Friday, 23 March 2012

How to Heal the Split - New Philosophies for a New World

How do we heal the split, heal the schisms, between faith and reason, between science and arts, between reason and other sensibilities?
Philosophers will always want to challenge the status quo with new and sometimes exciting ideas, and creative thinking is going to be at its most astute and best when we seem under threat from forces that stretch our understanding, that are beyond our comfort zones.
And if the threat is serious, that is when humanity is steered most towards co-operative behavior and away from competition.
I hope that sooner rather than later enough people on this earth will truly take on board the enormity of the task ahead of us, that a sufficient critical mass will be achieved, to make a real difference to the way we live; so that all humanity, 7 billion now and rising, will have access to adequate food, water, healthcare, education, and justice for all. Could that happy state of affairs be in sight, with the help of the enormous strength of the world’s religions and with the genuine spirituality that they nurture, that could connect all people? Remember the awesome scale of religion across the world, which no amount of atheist campaigning is going to dent.
Let’s start with Stuart Kauffman, American theoretical biologist and bio-complexity expert, calling for a new scientific worldview of God in Reinventing the Sacred.
He proposes that we are all members of a natural universe of 'ceaseless creativity, in which life, agency, meaning, value, consciousness and the full richness of human action have emerged.' He describes this concept as awesome, stunning and worthy of reverence, something we can all view as sacred. He believes, from the evidence of the origins of life in the universe, that we do not need a creator God. (But what about the origin of the universe itself?) Instead he calls for one global view of a common God as being the natural creativity itself in the universe. Kauffman’s vision is that by harnessing our personal and collective responsibilities we have the wisdom, ability and knowledge to develop a new global ethics, and steer our evolution forwards through his proposed 'reinvention' of the sacred.
Kauffman describes four injuries of the modern world; the artificial division between the sciences and humanities, the need for more value and meaning in our lives, the need for spirituality for all, atheists, humanists, agnostics as well as those of faith, and finally the need for a global ethic. He believes that his ideas, based as they are on a broader scientific world-view than current conventional science, may provide a shared religious and spiritual space for us all, within which he hopes we can heal those injuries.

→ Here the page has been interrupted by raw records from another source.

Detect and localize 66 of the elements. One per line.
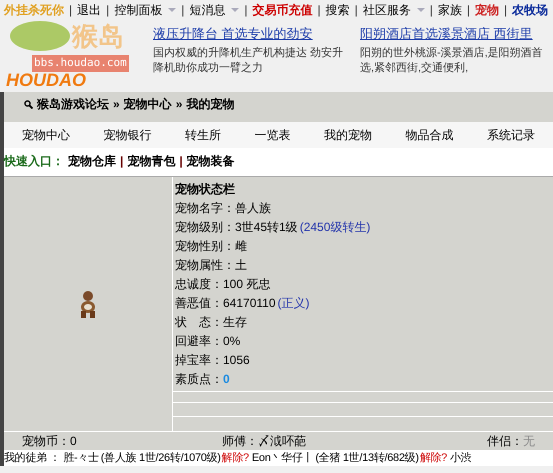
ad-title[interactable]: 阳朔酒店首选溪景酒店 西街里 <box>360 24 553 44</box>
nav-link[interactable]: 社区服务 <box>362 1 425 19</box>
disciple-name: Eon丶华仔丨 <box>252 450 314 466</box>
nav-link[interactable]: 搜索 <box>326 1 350 19</box>
status-row-text: 状 态：生存 <box>174 314 248 331</box>
nav-divider: | <box>430 2 433 19</box>
breadcrumb-link[interactable]: 宠物中心 <box>124 95 172 113</box>
ad-title[interactable]: 液压升降台 首选专业的劲安 <box>153 24 346 44</box>
nav-divider: | <box>106 2 110 19</box>
nav-link[interactable]: 宠物 <box>475 1 499 19</box>
dismiss-link[interactable]: 解除? <box>420 450 447 466</box>
nav-link[interactable]: 家族 <box>438 1 462 19</box>
nav-divider: | <box>244 2 248 19</box>
nav-tab[interactable]: 宠物银行 <box>104 126 152 144</box>
status-row-text: 宠物性别：雌 <box>174 238 248 255</box>
nav-tab[interactable]: 物品合成 <box>406 126 454 144</box>
nav-divider: | <box>181 2 184 19</box>
status-row-text: 宠物名字：兽人族 <box>174 200 272 217</box>
nav-link[interactable]: 交易币充值 <box>252 1 312 19</box>
partner-info: 伴侣：无 <box>487 433 535 450</box>
pet-coins: 宠物币：0 <box>22 433 78 450</box>
master-name: 师傅：〆泧吥葩 <box>221 433 307 450</box>
nav-link[interactable]: 退出 <box>77 1 102 19</box>
breadcrumb-separator: » <box>176 96 182 113</box>
nav-tab[interactable]: 一览表 <box>254 126 290 144</box>
disciple-name: 小渋 <box>450 450 472 466</box>
nav-tab[interactable]: 系统记录 <box>487 126 535 144</box>
status-row-text: 回避率：0% <box>174 333 242 350</box>
quick-link[interactable]: 宠物青包 <box>127 152 176 170</box>
quick-link[interactable]: 宠物装备 <box>186 152 235 170</box>
link-separator: | <box>120 153 124 170</box>
disciple-name: 胜-々士 <box>63 450 99 466</box>
logo-wordmark: HOUDAO <box>6 71 86 89</box>
nav-divider: | <box>354 2 358 19</box>
disciple-info: (兽人族 1世/26转/1070级) <box>100 450 221 466</box>
nav-tab[interactable]: 我的宠物 <box>324 126 372 144</box>
status-row-text: 忠诚度：100 死忠 <box>174 276 272 293</box>
nav-divider: | <box>466 2 470 19</box>
nav-tab[interactable]: 宠物中心 <box>22 126 70 144</box>
search-icon <box>24 100 33 108</box>
disciples-label: 我的徒弟 ： <box>4 450 60 466</box>
status-row-text: 素质点：0 <box>174 371 231 388</box>
breadcrumb-link[interactable]: 猴岛游戏论坛 <box>37 95 109 113</box>
nav-link[interactable]: 控制面板 <box>114 1 176 19</box>
nav-divider: | <box>504 2 508 19</box>
nav-link[interactable]: 农牧场 <box>512 1 548 19</box>
status-row-text: 宠物级别：3世45转1级 (2450级转生) <box>174 219 372 236</box>
dismiss-link[interactable]: 解除? <box>222 450 249 466</box>
nav-divider: | <box>69 2 72 19</box>
ad-text: 阳朔的世外桃源-溪景酒店,是阳朔酒首选,紧邻西街,交通便利, <box>360 46 544 76</box>
nav-link[interactable]: 短消息 <box>189 1 240 19</box>
nav-divider: | <box>318 2 321 19</box>
status-row-text: 掉宝率：1056 <box>174 352 251 369</box>
status-row-text: 善恶值：64170110 (正义) <box>174 295 310 312</box>
logo-name: 猴岛 <box>72 23 124 49</box>
ad-text: 国内权威的升降机生产机构捷达 劲安升降机助你成功一臂之力 <box>153 46 344 76</box>
breadcrumb-link[interactable]: 我的宠物 <box>186 95 234 113</box>
nav-tab[interactable]: 转生所 <box>185 126 221 144</box>
disciple-info: (全猪 1世/13转/682级) <box>315 450 419 466</box>
panel-title: 宠物状态栏 <box>174 181 236 198</box>
quick-link[interactable]: 宠物仓库 <box>68 152 116 170</box>
breadcrumb-separator: » <box>113 96 120 113</box>
link-separator: | <box>179 153 183 170</box>
status-row-text: 宠物属性：土 <box>174 257 248 274</box>
quick-links-label: 快速入口： <box>4 153 64 170</box>
logo-url: bbs.houdao.com <box>32 55 129 72</box>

Kaufman offers ideas for a future evolution steered by us for a safer and better global place to live, aiming to address the schisms set out above. It is time, he writes, to 'heal the split,' for the sake of our world. He is absolutely right. But he can also be controversial and provocative, and as a Christian who believes in an Abrahamic Creator God I cannot agree with all he writes But it’s a jolly good idea nonetheless! And I have a respect for his beliefs and ideas.